From meeting 2024-04-02: we should add a figure that shows how picking various simulation resolutions (between say 0.01 and 10 ms) affects the number of emitted spikes in an extended simulation span.
As we discussed before, the interpretation of Phi may vary. For instance, the ref [1] call it "firing function", and in their section "The Model" they explicitly say that Phi(V) in their context is a probability that grows monotonically in the limits of 0 to 1, then in this case Phi(V) is not the firing rate. I'm bringing this context to say that the biophysical parameters in the notebook were estimated using this same interpretation.
• The reference where we estimated the Phi(U) from experimental data (Figure 5 of REF below) and also tested the reliability of the single neuron (Figure 1 of REF below) is this one:
• Lima, V., Pena, R. F. O., Shimoura, R. O., Kamiji, N. L., Ceballos, C. C., Borges, F. S., Higa, G. S. V., de Pasquale, R., & Roque, A. C. (2021). Modeling and characterizing stochastic neurons based on in vitro voltage-dependent spike probability functions. The European Physical Journal Special Topics 2021 230:14, 230(14), 2963–2972. https://doi.org/10.1140/EPJS/S11734-021-00160-7
• An experimental reference for the reliability figure is the Figure 1 from:
• Mainen, Z. F., & Sejnowski, T. J. (1995). Reliability of Spike Timing in Neocortical Neurons. Science, 268(5216), 1503–1506. https://doi.org/10.1126/science.7770778
If considering Phi(V) as a probability of spike in function of the membrane potential, then I'm not sure if the conversion in nestml_gl_exp_model fits to this case: if random_uniform(0, 1) <= 1E-3 resolution() Phi(U). In my understanding, this is fine if Phi(U) is the firing rate (which I think is the case for the nestml_gl_ca_neuron_model), but maybe not for this one.
• This definition makes the model similar to the Escape noise model, where here comes an example Markus mentioned about a similar existing model. If you check the link, Figure 5.8, shows equivalent Phi(V) curves for different discretizations dt, where you can see it affects Phi(U). So, back to the notebook, I understand that the nestml_gl_exp_model should not have the 1E-3 * resolution() multiplying Phi(U).
A more technical issue, the reliability experiment has to be adjusted a bit.
• For instance, the evaluate_neuron has more arguments than needed for the example. I can adjust it later.

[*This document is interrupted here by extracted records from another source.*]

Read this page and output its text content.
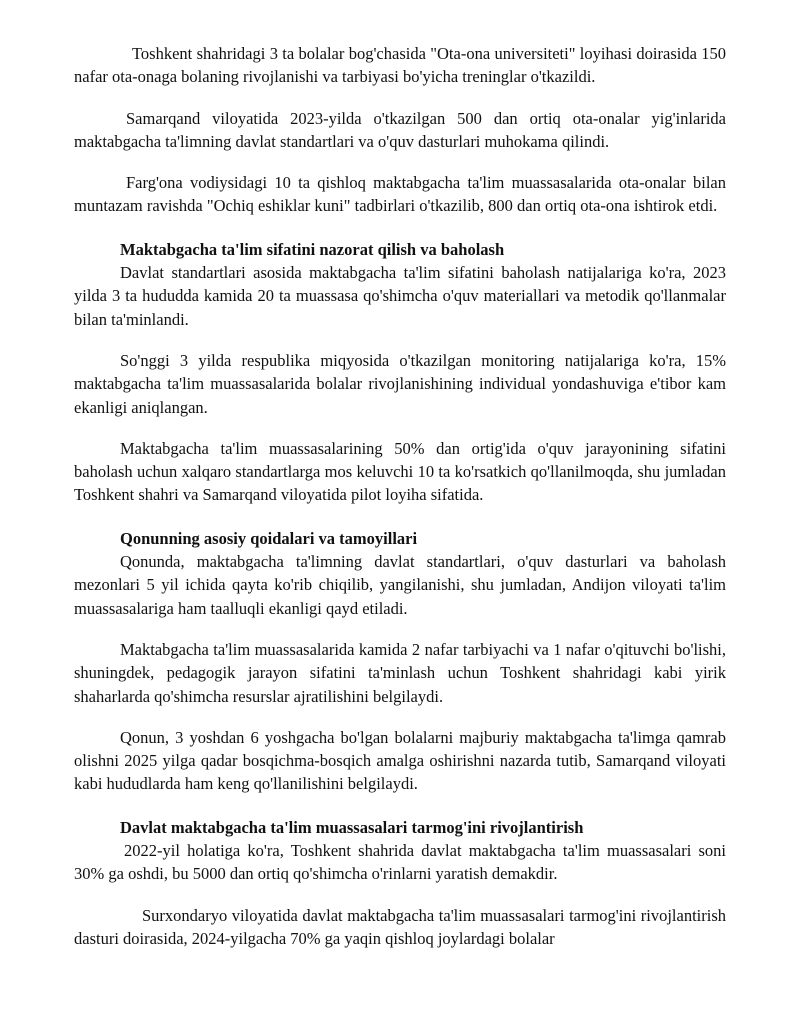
Toshkent shahridagi 3 ta bolalar bog'chasida "Ota-ona universiteti" loyihasi doirasida 150 nafar ota-onaga bolaning rivojlanishi va tarbiyasi bo'yicha treninglar o'tkazildi.

Samarqand viloyatida 2023-yilda o'tkazilgan 500 dan ortiq ota-onalar yig'inlarida maktabgacha ta'limning davlat standartlari va o'quv dasturlari muhokama qilindi.

Farg'ona vodiysidagi 10 ta qishloq maktabgacha ta'lim muassasalarida ota-onalar bilan muntazam ravishda "Ochiq eshiklar kuni" tadbirlari o'tkazilib, 800 dan ortiq ota-ona ishtirok etdi.

Maktabgacha ta'lim sifatini nazorat qilish va baholash

Davlat standartlari asosida maktabgacha ta'lim sifatini baholash natijalariga ko'ra, 2023 yilda 3 ta hududda kamida 20 ta muassasa qo'shimcha o'quv materiallari va metodik qo'llanmalar bilan ta'minlandi.

So'nggi 3 yilda respublika miqyosida o'tkazilgan monitoring natijalariga ko'ra, 15% maktabgacha ta'lim muassasalarida bolalar rivojlanishining individual yondashuviga e'tibor kam ekanligi aniqlangan.

Maktabgacha ta'lim muassasalarining 50% dan ortig'ida o'quv jarayonining sifatini baholash uchun xalqaro standartlarga mos keluvchi 10 ta ko'rsatkich qo'llanilmoqda, shu jumladan Toshkent shahri va Samarqand viloyatida pilot loyiha sifatida.

Qonunning asosiy qoidalari va tamoyillari

Qonunda, maktabgacha ta'limning davlat standartlari, o'quv dasturlari va baholash mezonlari 5 yil ichida qayta ko'rib chiqilib, yangilanishi, shu jumladan, Andijon viloyati ta'lim muassasalariga ham taalluqli ekanligi qayd etiladi.

Maktabgacha ta'lim muassasalarida kamida 2 nafar tarbiyachi va 1 nafar o'qituvchi bo'lishi, shuningdek, pedagogik jarayon sifatini ta'minlash uchun Toshkent shahridagi kabi yirik shaharlarda qo'shimcha resurslar ajratilishini belgilaydi.

Qonun, 3 yoshdan 6 yoshgacha bo'lgan bolalarni majburiy maktabgacha ta'limga qamrab olishni 2025 yilga qadar bosqichma-bosqich amalga oshirishni nazarda tutib, Samarqand viloyati kabi hududlarda ham keng qo'llanilishini belgilaydi.

Davlat maktabgacha ta'lim muassasalari tarmog'ini rivojlantirish

2022-yil holatiga ko'ra, Toshkent shahrida davlat maktabgacha ta'lim muassasalari soni 30% ga oshdi, bu 5000 dan ortiq qo'shimcha o'rinlarni yaratish demakdir.

Surxondaryo viloyatida davlat maktabgacha ta'lim muassasalari tarmog'ini rivojlantirish dasturi doirasida, 2024-yilgacha 70% ga yaqin qishloq joylardagi bolalar
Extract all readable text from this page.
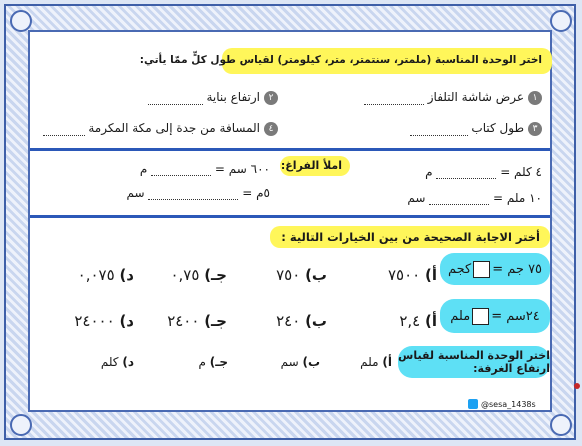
اختر الوحدة المناسبة (ملمتر، سنتمتر، متر، كيلومتر) لقياس طول كلٍّ ممّا يأتي:
١عرض شاشة التلفاز
٢ارتفاع بناية
٣طول كتاب
٤المسافة من جدة إلى مكة المكرمة
املأ الفراغ:	٤ كلم =  م
٦٠٠ سم =  م
١٠ ملم =  سم
٥م =  سم
أختر الاجابة الصحيحة من بين الخيارات التالية :
٧٥ جم =
كجم
أ) ٧٥٠٠
ب) ٧٥٠
جـ) ٠,٧٥
د) ٠,٠٧٥
٢٤سم =
ملم
أ) ٢,٤
ب) ٢٤٠
جـ) ٢٤٠٠
د) ٢٤٠٠٠
اختر الوحدة المناسبة لقياس ارتفاع الغرفة:
أ) ملم
ب) سم
جـ) م
د) كلم
@sesa_1438s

• Additionally, the idea of the experiment is testing multiple trials under constant current and frozen noise. I used a fixed poisson generator as a workaround, but ideally we should use the exact same noise_generator (frozen noise) across different trials. Is there a way to set a single noise_generator and apply it for multiple neurons? I mean, it is possible of course, but each neuron receives a different noise, ideally it should receive the exact same. If there is a smart way to do it, we should implement and replace the poisson generator.
From meeting 2024-04-02: we should add a figure that shows how picking various simulation resolutions (between say 0.01 and 10 ms) affects the number of emitted spikes in an extended simulation span.